19.02.13 Sanger sequencing

Question 1

What is Sanger sequencing used for?

Answer 1

• Mutation scanning and testing
• Developed in the 1970s
• Relies on random inhibition of chain elongation

Question 2

Principles of Sanger sequencing

Answer 2

• Uses dideoxynucleotide triphosphates (ddNTPs)
• ddNTPs lack a hydroxyl group (OH) on the 3’ carbon of the sugar ring
• This is needed to form the phosphodiester bond between one nucleotide and the next one during strand elongation
• DNA polymerase can’t ligate the next nucleotide, therefore inhibiting further strand extension
• The ddNTPs are labelled with a particular coloured fluorochrome (different colour for A, T, C and G)
• So this process produces DNA fragments of varying lengths, which all end in a labelled ddNTP

Question 3

Classical chain-termination method

Answer 3

• Amplify target DNA by PCR - primers with a common tag (m13) are used to allow a common sequencing primer to be used later
• PCR products run on gel to check for contamination and check amount of PCR product
• Clean up PCR product to remove unincorporated primers and dNTPs
• Sequence DNA in a reaction containing PCR product, primers, DNA polymerase, dNTPs and all 4 ddNTPs(at a low conc))
• Sequencing has 4 stages
  1) Strand separation - heat to denature dsDNA to ssDNA
  2) Primer annealing - Cooled so primer can bind to ssDNA template (Rapid cooling to favour primer binding, rather than ddDNA formation)
  3) Extension - Temp increased to let DNA polymerase work on template strand.

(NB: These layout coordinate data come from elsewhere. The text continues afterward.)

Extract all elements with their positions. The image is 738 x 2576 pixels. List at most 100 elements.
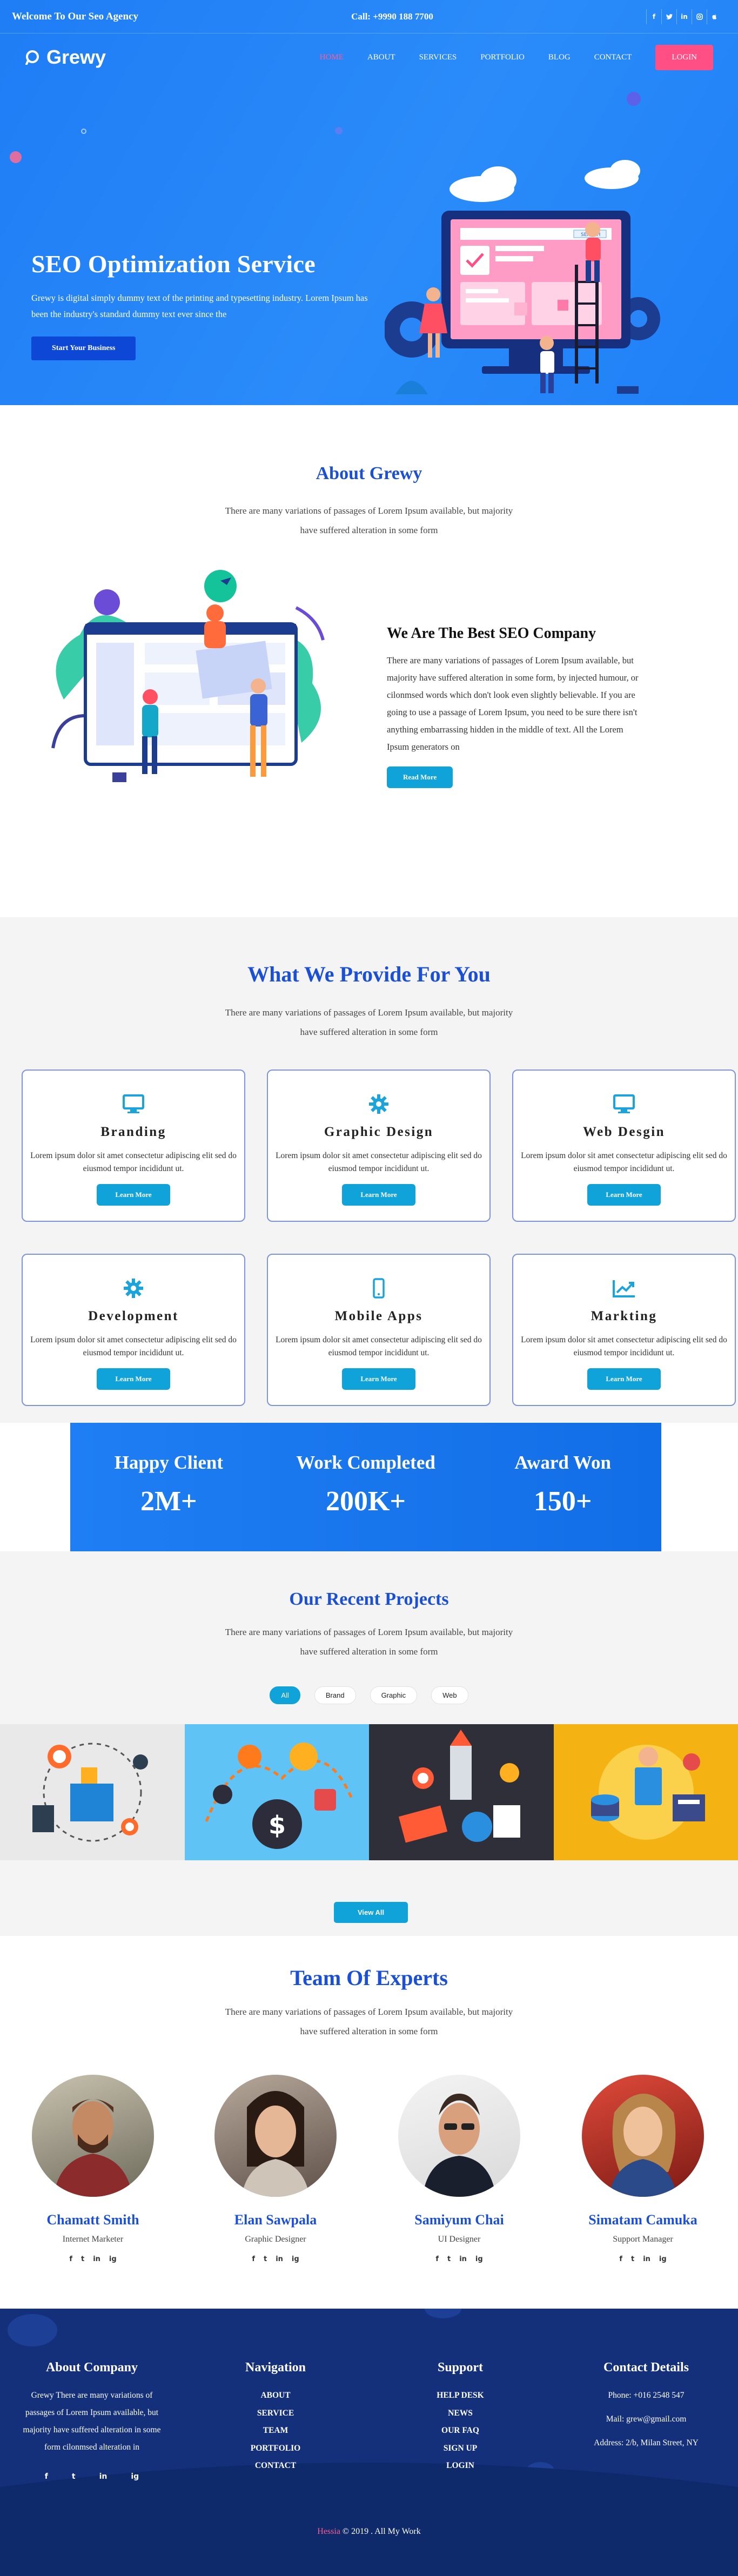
footer-phone: Phone: +016 2548 547 [608, 2391, 685, 2400]
service-card-marketing: Markting Lorem ipsum dolor sit amet cons… [512, 1254, 736, 1406]
about-title: About Grewy [316, 463, 422, 483]
nav-menu: HOME ABOUT SERVICES PORTFOLIO BLOG CONTA… [320, 44, 713, 70]
linkedin-icon[interactable]: in [459, 2255, 467, 2263]
twitter-icon[interactable]: t [264, 2255, 267, 2263]
footer-link-login[interactable]: LOGIN [406, 2457, 514, 2475]
service-title: Graphic Design [324, 1125, 434, 1139]
footer-link-portfolio[interactable]: PORTFOLIO [222, 2440, 330, 2458]
instagram-icon[interactable]: ig [109, 2255, 117, 2263]
footer-link-help-desk[interactable]: HELP DESK [406, 2387, 514, 2405]
team-member: Elan Sawpala Graphic Designer f t in ig [203, 2075, 348, 2263]
learn-more-button[interactable]: Learn More [587, 1184, 661, 1206]
footer-support-title: Support [437, 2360, 484, 2375]
projects-section: Our Recent Projects There are many varia… [0, 1551, 738, 1936]
project-tile[interactable] [0, 1724, 185, 1860]
decor-dot [10, 151, 22, 163]
linkedin-icon[interactable]: in [276, 2255, 283, 2263]
footer-link-about[interactable]: ABOUT [222, 2387, 330, 2405]
stat-label: Happy Client [114, 1452, 223, 1473]
nav-home[interactable]: HOME [320, 53, 344, 62]
service-card-development: Development Lorem ipsum dolor sit amet c… [22, 1254, 245, 1406]
nav-portfolio[interactable]: PORTFOLIO [480, 53, 525, 62]
instagram-icon[interactable]: ig [659, 2255, 667, 2263]
footer-contact-title: Contact Details [603, 2360, 689, 2375]
facebook-icon[interactable]: f [646, 9, 661, 24]
team-member: Simatam Camuka Support Manager f t in ig [570, 2075, 716, 2263]
copyright-text: © 2019 . All My Work [340, 2527, 421, 2536]
twitter-icon[interactable]: t [81, 2255, 84, 2263]
nav-about[interactable]: ABOUT [367, 53, 395, 62]
apple-icon[interactable] [707, 9, 722, 24]
team-member: Chamatt Smith Internet Marketer f t in i… [20, 2075, 166, 2263]
project-tile[interactable] [553, 1724, 738, 1860]
member-role: Internet Marketer [62, 2235, 124, 2244]
linkedin-icon[interactable]: in [643, 2255, 650, 2263]
copyright-brand[interactable]: Hessia [317, 2527, 340, 2536]
hero-section: Welcome To Our Seo Agency Call: +9990 18… [0, 0, 738, 405]
stat-value: 2M+ [140, 1486, 197, 1517]
linkedin-icon[interactable]: in [93, 2255, 100, 2263]
footer-link-news[interactable]: NEWS [406, 2405, 514, 2423]
learn-more-button[interactable]: Learn More [97, 1184, 170, 1206]
instagram-icon[interactable]: ig [131, 2472, 139, 2481]
service-text: Lorem ipsum dolor sit amet consectetur a… [30, 1151, 237, 1173]
instagram-icon[interactable]: ig [475, 2255, 483, 2263]
team-section: Team Of Experts There are many variation… [0, 1936, 738, 2309]
footer-link-service[interactable]: SERVICE [222, 2405, 330, 2423]
learn-more-button[interactable]: Learn More [342, 1368, 415, 1390]
nav-services[interactable]: SERVICES [419, 53, 457, 62]
learn-more-button[interactable]: Learn More [587, 1368, 661, 1390]
start-business-button[interactable]: Start Your Business [31, 337, 136, 360]
twitter-icon[interactable]: t [447, 2255, 451, 2263]
facebook-icon[interactable]: f [435, 2255, 439, 2263]
facebook-icon[interactable]: f [619, 2255, 622, 2263]
nav-contact[interactable]: CONTACT [594, 53, 632, 62]
avatar [214, 2075, 337, 2197]
twitter-icon[interactable]: t [72, 2472, 76, 2481]
twitter-icon[interactable] [661, 9, 676, 24]
stat-label: Award Won [514, 1452, 611, 1473]
view-all-button[interactable]: View All [334, 1902, 408, 1923]
read-more-button[interactable]: Read More [387, 766, 453, 788]
top-bar: Welcome To Our Seo Agency Call: +9990 18… [0, 0, 738, 33]
footer-link-faq[interactable]: OUR FAQ [406, 2422, 514, 2440]
footer-link-sign-up[interactable]: SIGN UP [406, 2440, 514, 2458]
instagram-icon[interactable] [692, 9, 707, 24]
learn-more-button[interactable]: Learn More [97, 1368, 170, 1390]
footer-about: About Company Grewy There are many varia… [22, 2360, 162, 2481]
facebook-icon[interactable]: f [69, 2255, 72, 2263]
learn-more-button[interactable]: Learn More [342, 1184, 415, 1206]
filter-all[interactable]: All [270, 1686, 300, 1704]
service-card-graphic-design: Graphic Design Lorem ipsum dolor sit ame… [267, 1070, 491, 1222]
about-illustration [42, 570, 345, 797]
linkedin-icon[interactable]: in [99, 2472, 108, 2481]
instagram-icon[interactable]: ig [292, 2255, 299, 2263]
avatar [398, 2075, 520, 2197]
project-tile[interactable]: $ [184, 1724, 369, 1860]
login-button[interactable]: LOGIN [655, 44, 713, 70]
welcome-text: Welcome To Our Seo Agency [12, 10, 138, 22]
member-role: Graphic Designer [245, 2235, 306, 2244]
service-text: Lorem ipsum dolor sit amet consectetur a… [276, 1335, 482, 1357]
gear-icon [120, 1275, 146, 1301]
service-title: Mobile Apps [334, 1309, 423, 1323]
linkedin-icon[interactable]: in [676, 9, 692, 24]
filter-graphic[interactable]: Graphic [370, 1686, 418, 1704]
footer-link-contact[interactable]: CONTACT [222, 2457, 330, 2475]
service-title: Development [88, 1309, 179, 1323]
hero-description: Grewy is digital simply dummy text of th… [31, 293, 368, 319]
filter-web[interactable]: Web [431, 1686, 468, 1704]
nav-blog[interactable]: BLOG [548, 53, 571, 62]
filter-brand[interactable]: Brand [314, 1686, 356, 1704]
logo[interactable]: Grewy [25, 46, 106, 69]
member-social: f t in ig [20, 2255, 166, 2263]
footer-link-team[interactable]: TEAM [222, 2422, 330, 2440]
top-social-links: f in [646, 9, 722, 24]
twitter-icon[interactable]: t [631, 2255, 634, 2263]
projects-subtitle-line2: have suffered alteration in some form [300, 1646, 438, 1657]
facebook-icon[interactable]: f [45, 2472, 48, 2481]
facebook-icon[interactable]: f [252, 2255, 255, 2263]
member-social: f t in ig [203, 2255, 348, 2263]
project-tile[interactable] [369, 1724, 554, 1860]
footer-about-title: About Company [45, 2360, 138, 2375]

It starts at primer and adds complementary nucleotides to create new DNA strands. Conc of ddNTPs is lower than dNTPs, so they are rarely added and elongation continues
  4) Termination - ddNTP is incorporated - due to lack of 3’ OH group in sugar ring that terminates elongation and get chain termination. Occurs randomly at one of the many different positions. Creates collection of DNA fragemtns of different lengths, with the same 5’ end (due to primer) but variable 3’ ends.
• Following sequencing, get a second clean up step
• Then separate different sized fragments by capillary electrophoresis

Question 4

Capillary sequencing

Answer 4

• involves the migration of sequencing products through long, thin glass capillaries
• Smaller fragments move faster past laser
• Laser excites fluorescently labelled ddNTPs
• Monitor detects wavelength emitted and records base at that position

Question 5

Sanger data analysis

Answer 5

• Commonly completed using Mutation Surveyor

- Translates raw data into nucleotide base and assignes a quality score (i.e. how confident of no base call error)

Question 6

Clinical applications and limitations

Answer 6

• NGS is now very popular and great for large panels
• Sanger is still gold standard for confirming NGS findings, as well as testing for known familial mutations and mutation hotspots. Also can be used for gap fills in NGS coverage
• Sanger can create reads of 800-1000bp - which is good for repetitive regions where NGS struggles
• Sanger need less bioinformatic input, compared to NGS, for aligning and analysing data
• Sanger needs more template DNA than NGS
• Positioning of primers is important - variants under binding site can cause allele drop out, and variants close to primer can cause poor sequence quality
• Can’t detect low level mosaicism, which could be seen by NGS.